At the beginning of the experiment, stress and control groups did not differ in subjective mood (all t₅₆<1.20, all p>0.235, all d<0.316, and all 95% CI=−0.326–0.833), subjective chronic stress (all t₅₄<1.07, all p>0.290, all d<0.285, and all 95% CI=−0.677–0.811), depressive mood (t₅₆=1.07, p=0.289, d=0.281, and 95% CI=−0.238–0.797), state, or trait anxiety (both t₅₆<0.44, all p>0.663, both d<0.115, and both 95% CI=0.401–0.630; Supplementary file 1C). Behavioural performance in the DMS task, used to train the classifier, was, as expected, very high (average performance: 97.5% correct, SD = 0.054) and comparable between groups (t₅₆=0.23, p=0.818, d=0.061, and 95% CI=−0.455–0.576). The average classification accuracy of the classifier was 72% (SD = 0.068) for the response categories (blue rectangular vs. red oval symbol) and 66% (SD = 0.046) for the outcome categories (object vs. scene image) and did not differ between the stress and control groups (both t₅₁<0.89, both p>0.376, both d<0.246, and both 95% CI=−0.669–0.786).

Furthermore, we recorded eye-tracking data to control for potential group differences in saccades or eye blinks. These control analyses showed that there were no significant group differences in saccades or eye blinks across the task or trial type (outcome devaluation × stimulus value × time × group: F[4, 196] = 0.78, p=0.54, ƞ_p²=0.02, and 95% CI=0.002–0.008; outcome devaluation × stimulus value × group: F[2, 98] = 1.03, p=0.36, ƞ_p²=0.02, and 95% CI=0.005–0.020; see Supplementary file 1D).

Discussion

Previous research showed that stress favours habitual responding over goal-directed action (Braun and Hauber, 2013; Dias-Ferreira et al., 2009; Gourley et al., 2012; Schwabe et al., 2009; Schwabe et al., 2010; Schwabe et al., 2011b; Schwabe et al., 2012; Seehagen et al., 2015; Smeets et al., 2019; Smeets and Quaedflieg, 2019; Soares et al., 2012; Wirz et al., 2018).

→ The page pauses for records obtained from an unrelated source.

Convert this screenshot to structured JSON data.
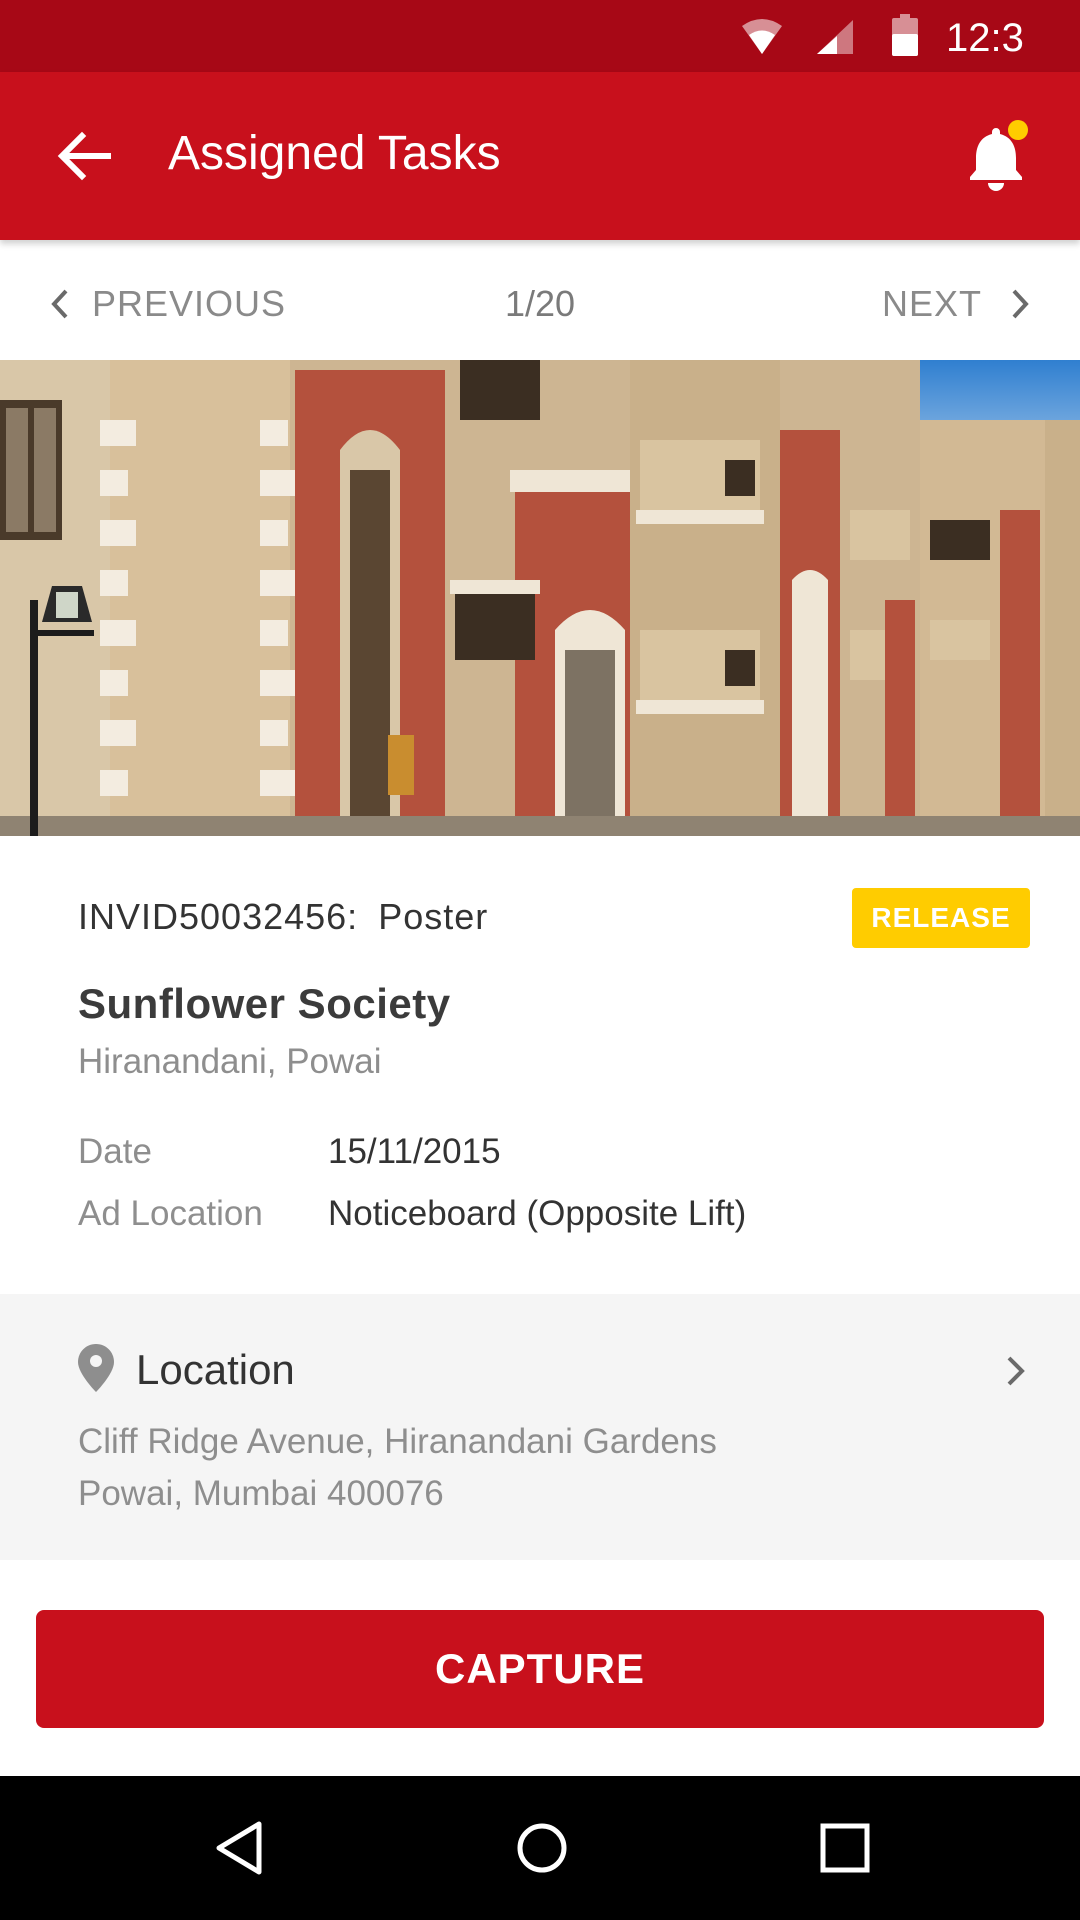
{
  "status_bar": {
    "time": "12:3",
    "icons": [
      "wifi-icon",
      "cellular-signal-icon",
      "battery-icon"
    ]
  },
  "app_bar": {
    "title": "Assigned Tasks",
    "back_icon": "arrow-left-icon",
    "notification_icon": "bell-icon",
    "notification_dot_color": "#ffcc00"
  },
  "pager": {
    "previous_label": "PREVIOUS",
    "count": "1/20",
    "next_label": "NEXT"
  },
  "task": {
    "invoice_id": "INVID50032456:",
    "ad_type": "Poster",
    "status_badge": "RELEASE",
    "society_name": "Sunflower Society",
    "area": "Hiranandani, Powai",
    "fields": {
      "date_label": "Date",
      "date_value": "15/11/2015",
      "ad_location_label": "Ad Location",
      "ad_location_value": "Noticeboard (Opposite Lift)"
    }
  },
  "location": {
    "heading": "Location",
    "address_line1": "Cliff Ridge Avenue, Hiranandani Gardens",
    "address_line2": "Powai, Mumbai 400076"
  },
  "actions": {
    "capture_label": "CAPTURE"
  },
  "colors": {
    "status_bar": "#a70816",
    "primary": "#c8101c",
    "badge": "#ffcc00",
    "section_bg": "#f5f5f5"
  }
}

Although this stress-induced bias towards habitual behaviour has important implications for stress-related mental disorders (Adams et al., 2018; Goeders, 2004; Schwabe et al., 2011a), a fundamental question has remained elusive thus far: is the shift towards habitual behaviour under stress due to diminished goal-directed control or enhanced habitual control, or both? Canonical behavioural assays of the mode of behavioural control cannot distinguish between these alternatives. Here, we used EEG-based decoding of outcome and response representations - the key components of goal-directed and habitual processing - to provide evidence that acute stress results in a decrease of outcome-related processing that is critical for goal-directed control, and paralleled by an increase in response processing.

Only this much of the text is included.